When the palanquin stopped in the courtyard before our house, Grandmother pushed her cheek next to mine so that when she spoke, I could feel her breath on my ear. “We didn’t go
anywhere
today. We’ll surprise your father with the good news next week.”

But Father came home that evening looking so worn that keeping my silence made me feel like a traitor.
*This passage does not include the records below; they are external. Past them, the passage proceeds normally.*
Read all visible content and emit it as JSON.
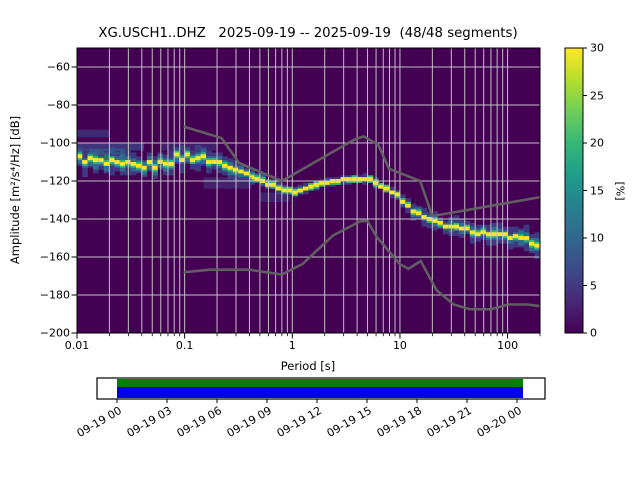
{
  "chart_data": {
    "type": "heatmap",
    "title": "XG.USCH1..DHZ   2025-09-19 -- 2025-09-19  (48/48 segments)",
    "xlabel": "Period [s]",
    "ylabel": "Amplitude [m²/s⁴/Hz] [dB]",
    "x_scale": "log",
    "xlim": [
      0.01,
      200
    ],
    "ylim": [
      -200,
      -50
    ],
    "grid": true,
    "background_color": "#440154",
    "grid_color": "#c9c9c9",
    "x_ticks": {
      "values": [
        0.01,
        0.1,
        1,
        10,
        100
      ],
      "labels": [
        "0.01",
        "0.1",
        "1",
        "10",
        "100"
      ]
    },
    "y_ticks": {
      "values": [
        -200,
        -180,
        -160,
        -140,
        -120,
        -100,
        -80,
        -60
      ],
      "labels": [
        "−200",
        "−180",
        "−160",
        "−140",
        "−120",
        "−100",
        "−80",
        "−60"
      ]
    },
    "colorbar": {
      "label": "[%]",
      "min": 0,
      "max": 30,
      "tick_values": [
        0,
        5,
        10,
        15,
        20,
        25,
        30
      ],
      "tick_labels": [
        "0",
        "5",
        "10",
        "15",
        "20",
        "25",
        "30"
      ],
      "colormap": "viridis",
      "gradient": [
        "#440154",
        "#482878",
        "#3e4a89",
        "#31688e",
        "#26828e",
        "#1f9e89",
        "#35b779",
        "#6ece58",
        "#b5de2b",
        "#fde725"
      ]
    },
    "psd_distribution": {
      "mode": {
        "periods": [
          0.01,
          0.015,
          0.025,
          0.04,
          0.06,
          0.08,
          0.1,
          0.13,
          0.2,
          0.3,
          0.45,
          0.65,
          0.9,
          1.1,
          1.6,
          2.5,
          3.5,
          5.0,
          6.5,
          8.0,
          10.0,
          13.0,
          18.0,
          25.0,
          35.0,
          50.0,
          70.0,
          100.0,
          140.0,
          200.0
        ],
        "db": [
          -108,
          -110,
          -112,
          -112.5,
          -111,
          -108.5,
          -107,
          -107.5,
          -110,
          -114,
          -118,
          -122,
          -125,
          -125.5,
          -122.5,
          -120,
          -118.6,
          -118.8,
          -121.5,
          -125,
          -129.5,
          -135,
          -140.5,
          -143,
          -145,
          -146.5,
          -148,
          -149.5,
          -151,
          -153
        ]
      },
      "spread_halfwidth_db": {
        "periods": [
          0.01,
          0.03,
          0.07,
          0.15,
          0.3,
          0.5,
          0.8,
          1.5,
          3,
          6,
          9,
          15,
          25,
          50,
          100,
          200
        ],
        "db": [
          6.5,
          6.5,
          6.0,
          6.0,
          5.0,
          3.5,
          2.8,
          2.4,
          2.2,
          2.2,
          3.0,
          4.0,
          4.5,
          5.0,
          5.5,
          6.5
        ]
      },
      "layer_colors": [
        "#3f4689",
        "#2f6c8e",
        "#35b779",
        "#fde725"
      ],
      "extra_patches": [
        {
          "period_range": [
            0.01,
            0.02
          ],
          "db_center": -95.0,
          "db_halfwidth": 1.6,
          "color": "#3f4689",
          "opacity": 0.6
        },
        {
          "period_range": [
            0.01,
            0.042
          ],
          "db_center": -101.5,
          "db_halfwidth": 2.0,
          "color": "#3f4689",
          "opacity": 0.75
        },
        {
          "period_range": [
            0.013,
            0.028
          ],
          "db_center": -104.5,
          "db_halfwidth": 1.3,
          "color": "#2f6c8e",
          "opacity": 0.55
        },
        {
          "period_range": [
            0.06,
            0.2
          ],
          "db_center": -102.0,
          "db_halfwidth": 2.0,
          "color": "#3f4689",
          "opacity": 0.45
        },
        {
          "period_range": [
            0.15,
            0.42
          ],
          "db_center": -121.0,
          "db_halfwidth": 3.0,
          "color": "#3f4689",
          "opacity": 0.5
        },
        {
          "period_range": [
            0.5,
            0.95
          ],
          "db_center": -128.5,
          "db_halfwidth": 2.2,
          "color": "#3f4689",
          "opacity": 0.5
        }
      ]
    },
    "noise_models": {
      "color": "#636363",
      "nlnm": {
        "periods": [
          0.1,
          0.17,
          0.4,
          0.8,
          1.24,
          2.4,
          4.3,
          5.0,
          6.0,
          10.0,
          12.0,
          15.6,
          21.9,
          31.6,
          45.0,
          70.0,
          101.0,
          154.0,
          200.0
        ],
        "db": [
          -168.0,
          -166.7,
          -166.7,
          -169.2,
          -163.7,
          -148.6,
          -141.1,
          -141.1,
          -149.0,
          -163.8,
          -166.2,
          -162.1,
          -177.5,
          -185.0,
          -187.5,
          -187.5,
          -185.0,
          -185.0,
          -185.9
        ]
      },
      "nhnm": {
        "periods": [
          0.1,
          0.22,
          0.32,
          0.8,
          3.8,
          4.6,
          6.3,
          7.9,
          15.4,
          20.0,
          200.0
        ],
        "db": [
          -91.5,
          -97.4,
          -110.5,
          -120.0,
          -98.1,
          -96.5,
          -101.0,
          -113.5,
          -120.0,
          -138.5,
          -128.5
        ]
      }
    }
  },
  "timeline": {
    "tick_labels": [
      "09-19 00",
      "09-19 03",
      "09-19 06",
      "09-19 09",
      "09-19 12",
      "09-19 15",
      "09-19 18",
      "09-19 21",
      "09-20 00"
    ],
    "coverage": {
      "top_color": "#007f00",
      "bottom_color": "#0000ee"
    },
    "box_fill": "#ffffff",
    "border_color": "#000000"
  }
}
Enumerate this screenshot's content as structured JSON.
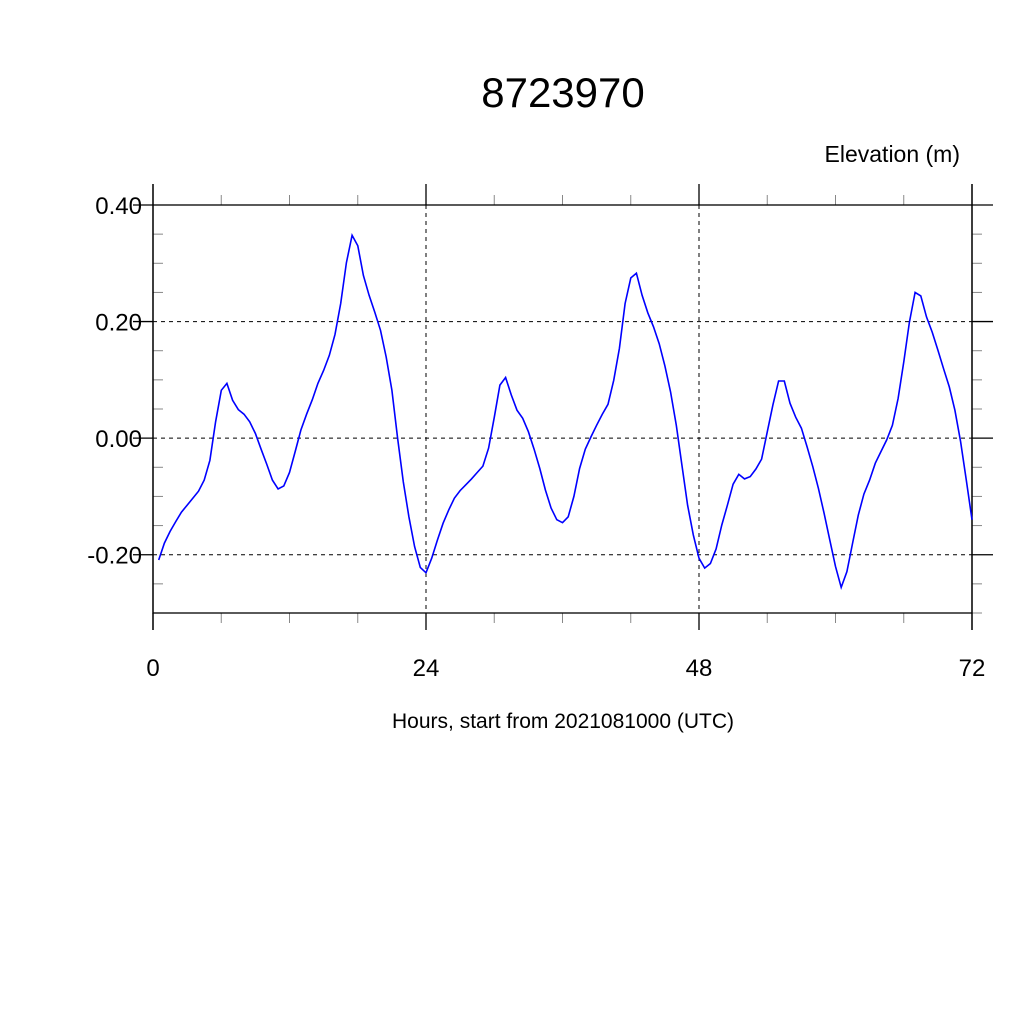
{
  "chart_data": {
    "type": "line",
    "title": "8723970",
    "ylabel": "Elevation (m)",
    "xlabel": "Hours, start from 2021081000 (UTC)",
    "xlim": [
      0,
      72
    ],
    "ylim": [
      -0.3,
      0.4
    ],
    "xticks": [
      0,
      24,
      48,
      72
    ],
    "xtick_labels": [
      "0",
      "24",
      "48",
      "72"
    ],
    "yticks": [
      -0.2,
      0.0,
      0.2,
      0.4
    ],
    "ytick_labels": [
      "-0.20",
      "0.00",
      "0.20",
      "0.40"
    ],
    "grid": "dashed, at major ticks",
    "line_color": "#0000ff",
    "series": [
      {
        "x": [
          0.5,
          1,
          1.5,
          2,
          2.5,
          3,
          3.5,
          4,
          4.5,
          5,
          5.5,
          6,
          6.5,
          7,
          7.5,
          8,
          8.5,
          9,
          9.5,
          10,
          10.5,
          11,
          11.5,
          12,
          12.5,
          13,
          13.5,
          14,
          14.5,
          15,
          15.5,
          16,
          16.5,
          17,
          17.5,
          18,
          18.5,
          19,
          19.5,
          20,
          20.5,
          21,
          21.5,
          22,
          22.5,
          23,
          23.5,
          24,
          24.5,
          25,
          25.5,
          26,
          26.5,
          27,
          27.5,
          28,
          28.5,
          29,
          29.5,
          30,
          30.5,
          31,
          31.5,
          32,
          32.5,
          33,
          33.5,
          34,
          34.5,
          35,
          35.5,
          36,
          36.5,
          37,
          37.5,
          38,
          38.5,
          39,
          39.5,
          40,
          40.5,
          41,
          41.5,
          42,
          42.5,
          43,
          43.5,
          44,
          44.5,
          45,
          45.5,
          46,
          46.5,
          47,
          47.5,
          48,
          48.5,
          49,
          49.5,
          50,
          50.5,
          51,
          51.5,
          52,
          52.5,
          53,
          53.5,
          54,
          54.5,
          55,
          55.5,
          56,
          56.5,
          57,
          57.5,
          58,
          58.5,
          59,
          59.5,
          60,
          60.5,
          61,
          61.5,
          62,
          62.5,
          63,
          63.5,
          64,
          64.5,
          65,
          65.5,
          66,
          66.5,
          67,
          67.5,
          68,
          68.5,
          69,
          69.5,
          70,
          70.5,
          71,
          71.5,
          72
        ],
        "y": [
          -0.209,
          -0.18,
          -0.16,
          -0.143,
          -0.127,
          -0.115,
          -0.103,
          -0.091,
          -0.072,
          -0.038,
          0.028,
          0.082,
          0.094,
          0.065,
          0.049,
          0.041,
          0.028,
          0.008,
          -0.019,
          -0.045,
          -0.072,
          -0.087,
          -0.082,
          -0.059,
          -0.023,
          0.014,
          0.041,
          0.066,
          0.094,
          0.116,
          0.142,
          0.178,
          0.231,
          0.301,
          0.348,
          0.33,
          0.279,
          0.245,
          0.216,
          0.185,
          0.139,
          0.082,
          0.0,
          -0.075,
          -0.135,
          -0.186,
          -0.222,
          -0.231,
          -0.206,
          -0.175,
          -0.146,
          -0.123,
          -0.103,
          -0.09,
          -0.08,
          -0.07,
          -0.059,
          -0.048,
          -0.017,
          0.036,
          0.091,
          0.104,
          0.074,
          0.048,
          0.034,
          0.011,
          -0.019,
          -0.052,
          -0.089,
          -0.12,
          -0.14,
          -0.145,
          -0.135,
          -0.1,
          -0.052,
          -0.019,
          0.002,
          0.022,
          0.041,
          0.058,
          0.099,
          0.154,
          0.231,
          0.275,
          0.283,
          0.245,
          0.215,
          0.191,
          0.162,
          0.124,
          0.079,
          0.022,
          -0.046,
          -0.115,
          -0.166,
          -0.206,
          -0.223,
          -0.215,
          -0.19,
          -0.149,
          -0.115,
          -0.079,
          -0.062,
          -0.07,
          -0.066,
          -0.053,
          -0.036,
          0.011,
          0.057,
          0.098,
          0.098,
          0.06,
          0.036,
          0.017,
          -0.015,
          -0.049,
          -0.086,
          -0.129,
          -0.175,
          -0.22,
          -0.256,
          -0.229,
          -0.18,
          -0.132,
          -0.096,
          -0.072,
          -0.043,
          -0.023,
          -0.003,
          0.022,
          0.068,
          0.131,
          0.199,
          0.25,
          0.244,
          0.208,
          0.182,
          0.151,
          0.119,
          0.088,
          0.048,
          -0.006,
          -0.072,
          -0.14
        ]
      }
    ]
  }
}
I don’t know how Grandmother convinced the milk nurse and Avani to keep quiet about our trip, but she had her ways. After all, their employment—and really, their lives—were in her hands. Only a very foolish woman would jeopardize her own well-being to tattle about a trip to a temple. For me, it was much harder. I couldn’t stop thinking about the skinny priest in his neem-leaf crown, circling me like
a cat. What did he expect from me? And why had those women been giggling when they went by?

These questions kept me awake all that night into the morning.

T
here are only a few times in an Indian woman’s life when she’s allowed to break purdah, and funerals are one of them. That evening, our family and friends gathered on the banks of the river Sindh. A black scar in the sand marked the place where other funeral pyres had been built, and we watched as the men piled new wood on this spot. I’ve heard some women say that if they break purdah, they feel dread and shame. But even though I was attending my own mother’s funeral and my body was raw with grief, I also felt an overwhelming sense of freedom. I watched the geese make formations in the sky, their bodies silhouetted against the purple dusk, and I wondered: is this what it is like to be a man? I stood at the edge of the river while a soft wind pulled at my braid. Then I closed my eyes, trying to imagine having this kind of freedom every day.

But when the funeral pyre was complete, I felt as cold and insignificant as the grains of sand beneath my feet. I cried as the priest arranged Mother’s body, feet to the south, so her spirit would know to walk in the direction of the dead. As the fire began to burn, I thought: would Grandmother have taken me to the temple if Mother had been alive? Somehow I knew the answer was no.